Talking with Cisco and Aerohive back a few months, the topic of life-cycle came up in relation to 11ac. If you have old gear and have to upgrade, first-wave 11ac might make sense in that you can skip right past 11n. But if you are like me, and have a fairly recent 11n build-out and no real performance pain points, it's just not as easy of a paradigm. Stop-gaps like Cisco's 3600 AP 11ac radio module help bridge the technological generation gap between 11n and 11ac deployments, but at an estimated $500 a pop list price, may not be worth the cost. Upgrading twice to 11ac for the first and second waves is a thorny proposition.

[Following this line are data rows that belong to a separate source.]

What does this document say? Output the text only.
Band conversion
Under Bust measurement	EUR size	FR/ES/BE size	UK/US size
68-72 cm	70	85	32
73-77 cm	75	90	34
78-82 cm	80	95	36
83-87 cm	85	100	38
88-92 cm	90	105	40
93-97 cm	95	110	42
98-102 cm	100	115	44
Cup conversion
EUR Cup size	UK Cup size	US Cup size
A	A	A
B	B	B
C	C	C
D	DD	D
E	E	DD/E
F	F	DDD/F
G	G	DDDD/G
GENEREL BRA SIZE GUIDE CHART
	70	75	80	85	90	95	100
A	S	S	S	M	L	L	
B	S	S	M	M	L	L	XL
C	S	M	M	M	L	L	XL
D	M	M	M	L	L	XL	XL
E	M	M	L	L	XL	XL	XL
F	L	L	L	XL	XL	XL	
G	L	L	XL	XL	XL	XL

For small environments, lesser AP counts do remove some of the complication. But when you have hundreds or thousands of access points, you can't help but scratch your head when it comes to thoughts of moving to 11ac.
Personally, I am hoping to see a first-wave AP emerge that is somehow upgradeable to a full-fledged second-waver. But I'm also aware of the complexity of putting these things together, and building a 4x4 AP that can "expand" to the likes of 8 streams isn't likely. Also, close monitoring of client device types in use (we're a huge BYOD environment) will be a must while we watch how new 11ac devices trickle in.
For now then, I guess it's still a game of watching and waiting. Hopefully soon we'll see announcements from the WLAN makers that somehow help those of us driving really big WLANs to see a sensible path forward that doesn't include a "buy THIS 11ac AP today, then buy THAT 11ac next year" recommendation.